Assim como Davi, um dos maiores desafios que enfrentamos é o de manter nossos olhos e ouvidos, nossa mente e coração, abertos à voz que vem do alto, de Deus. É evidente que haverá momentos nos quais nos convenceremos tanto de que compreendemos completamente uma situação particular, e, portanto, não tenhamos necessidade de seguir escutando a voz dos demais, ou inclusive, a voz de Deus. Isto pode acontecer a qualquer um de nós, especialmente quando, no decorrer de nosso serviço, cansamo-nos de escutar vozes contrastantes, ou quando estamos diante de irmãos que dão um testemunho contrário ao Evangelho. Podemos nos convencer de nossa autossuficiência e infalibilidade e nos fecharmos à busca de nossas possibilidades, repetindo velhos esquemas. Quando isto acontece, não pode surgir nada novo na vida dos frades, na vida da Entidade ou em nossas próprias mentes e corações. Invés de permitir a novidade, simplesmente repetimos esquemas antigos. Este é precisamente o ponto do texto bíblico do primeiro e segundo Livro de Samuel. Deus não quer que cheguemos sempre às mesmas conclusões e repitamos as mesmas práticas que aparentemente funcionaram no passado. O fato que Deus pareça disposto a acolher a construção de um templo é uma prova de que Deus também é parte deste processo de mudança. Deus reconhece que mudar, segundo as palavras de São João Neumann, é chegar a ser perfeito, é escolher a vida em detrimento da morte.

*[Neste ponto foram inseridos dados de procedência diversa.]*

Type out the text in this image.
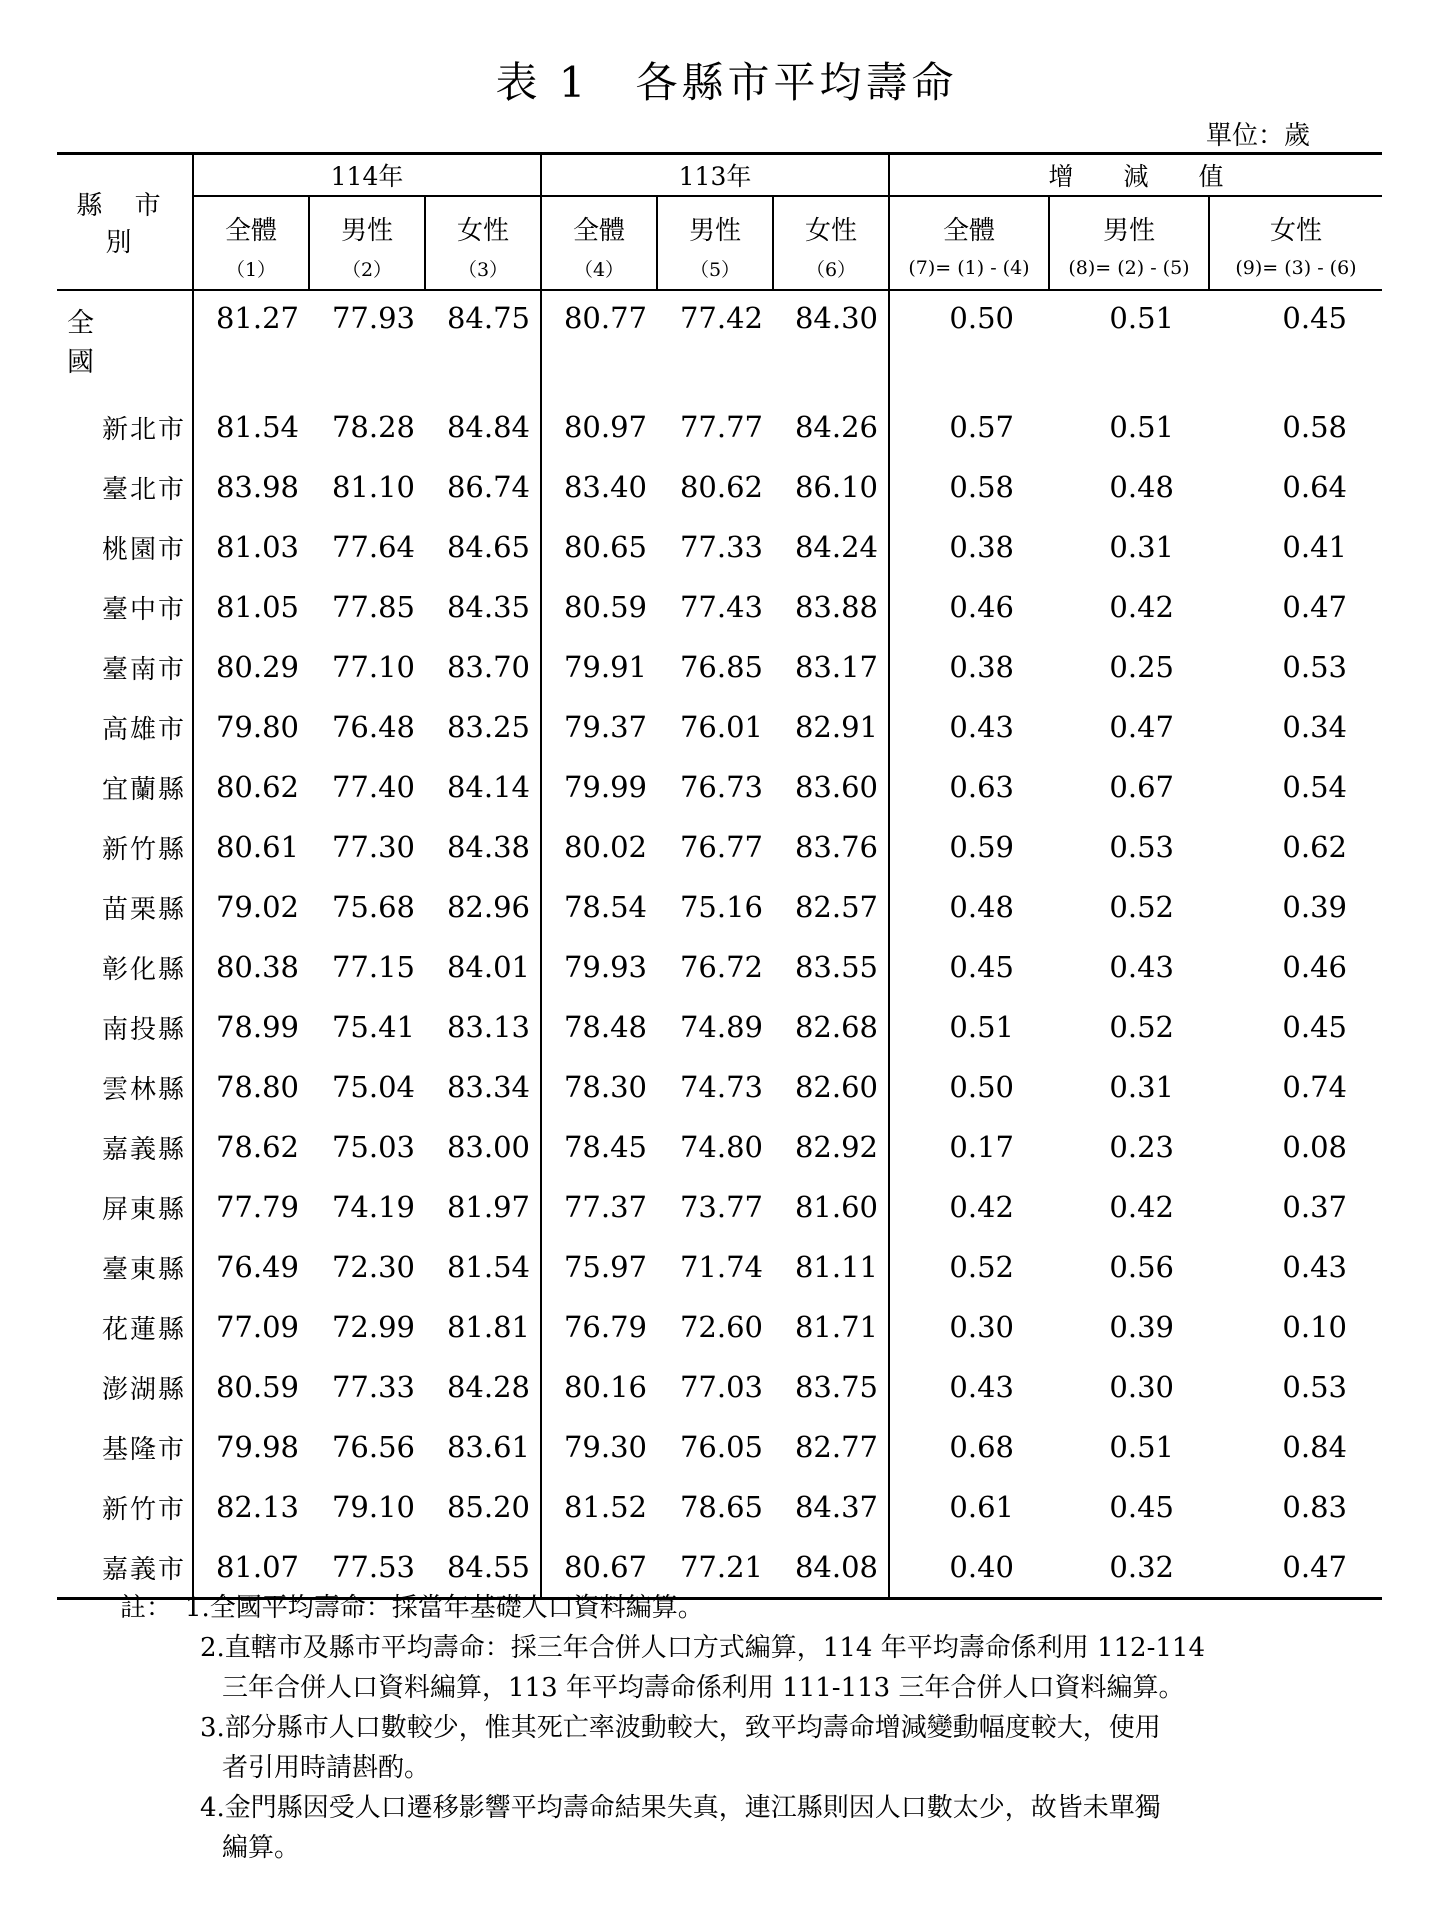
表 1　各縣市平均壽命
單位：歲
縣 市 別	114年			113年			增　　減　　值		
	全體	男性	女性	全體	男性	女性	全體	男性	女性
	（1）	（2）	（3）	（4）	（5）	（6）	(7)= (1) - (4)	(8)= (2) - (5)	(9)= (3) - (6)
全國	81.27	77.93	84.75	80.77	77.42	84.30	0.50	0.51	0.45

新北市	81.54	78.28	84.84	80.97	77.77	84.26	0.57	0.51	0.58
臺北市	83.98	81.10	86.74	83.40	80.62	86.10	0.58	0.48	0.64
桃園市	81.03	77.64	84.65	80.65	77.33	84.24	0.38	0.31	0.41
臺中市	81.05	77.85	84.35	80.59	77.43	83.88	0.46	0.42	0.47
臺南市	80.29	77.10	83.70	79.91	76.85	83.17	0.38	0.25	0.53
高雄市	79.80	76.48	83.25	79.37	76.01	82.91	0.43	0.47	0.34
宜蘭縣	80.62	77.40	84.14	79.99	76.73	83.60	0.63	0.67	0.54
新竹縣	80.61	77.30	84.38	80.02	76.77	83.76	0.59	0.53	0.62
苗栗縣	79.02	75.68	82.96	78.54	75.16	82.57	0.48	0.52	0.39
彰化縣	80.38	77.15	84.01	79.93	76.72	83.55	0.45	0.43	0.46
南投縣	78.99	75.41	83.13	78.48	74.89	82.68	0.51	0.52	0.45
雲林縣	78.80	75.04	83.34	78.30	74.73	82.60	0.50	0.31	0.74
嘉義縣	78.62	75.03	83.00	78.45	74.80	82.92	0.17	0.23	0.08
屏東縣	77.79	74.19	81.97	77.37	73.77	81.60	0.42	0.42	0.37
臺東縣	76.49	72.30	81.54	75.97	71.74	81.11	0.52	0.56	0.43
花蓮縣	77.09	72.99	81.81	76.79	72.60	81.71	0.30	0.39	0.10
澎湖縣	80.59	77.33	84.28	80.16	77.03	83.75	0.43	0.30	0.53
基隆市	79.98	76.56	83.61	79.30	76.05	82.77	0.68	0.51	0.84
新竹市	82.13	79.10	85.20	81.52	78.65	84.37	0.61	0.45	0.83
嘉義市	81.07	77.53	84.55	80.67	77.21	84.08	0.40	0.32	0.47

註： 1.全國平均壽命：採當年基礎人口資料編算。

2.直轄市及縣市平均壽命：採三年合併人口方式編算，114 年平均壽命係利用 112-114

三年合併人口資料編算，113 年平均壽命係利用 111-113 三年合併人口資料編算。

3.部分縣市人口數較少，惟其死亡率波動較大，致平均壽命增減變動幅度較大，使用

者引用時請斟酌。

4.金門縣因受人口遷移影響平均壽命結果失真，連江縣則因人口數太少，故皆未單獨

編算。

Um dos apontamentos mais importantes do Conselho Plenário da Ordem, em 2018, foi reconhecer que a vida continua somente na medida em que muda. Nos informes das Conferências, detecta-se uma crescente consciência de que a mudança não somente é inevitável, mas desejável. A única maneira de abraçar a mudança é comprometer-se num processo de diálogo sincero e aberto, de discernimento, reunindo todas as ferramentas que estão a nossa disposição — nossa vida espiritual, a força da vida fraterna, o abraço de um mundo necessitado de amor, aceitação e esperança. Como nos recorda o 2º Livro de Samuel e o Papa Francisco, na Evangelii Gaudium (45), a meta de nosso caminho de fé não é a autopromoção, nem a sobrevivência. Esta é a tentação de Davi, de construir algo para celebrar as conquistas pessoais. Porém, não há futuro, não há vida, quando vamos por este caminho. No fim, até o rei Davi se arrepende e submete sua vontade, seus desejos, suas aspirações de construir um império à vontade de Deus, como afirma sua oração:

“Agora, Javé Deus, confirma para sempre a promessa que fizeste ao teu servo e para a família dele, e faze como prometeste. E o teu nome será engrandecido para sempre. Então se dirá: Javé dos exércitos é o Deus de Israel. Então a família de teu servo Davi permanecerá firme diante de ti” (2 Sam 7, 25-26).

Irmãos, que a oração de Davi se converta em nossa oração. Que renunciemos com valentia aos projetos de origem meramente humano, onde não há lugar para a graça de Deus. Que Ele nos dê sabedoria para reconhecer a diferença, buscando somente a vontade de Deus para nossas vidas e para as vidas daqueles irmãos que foram confiados à nossas mãos”.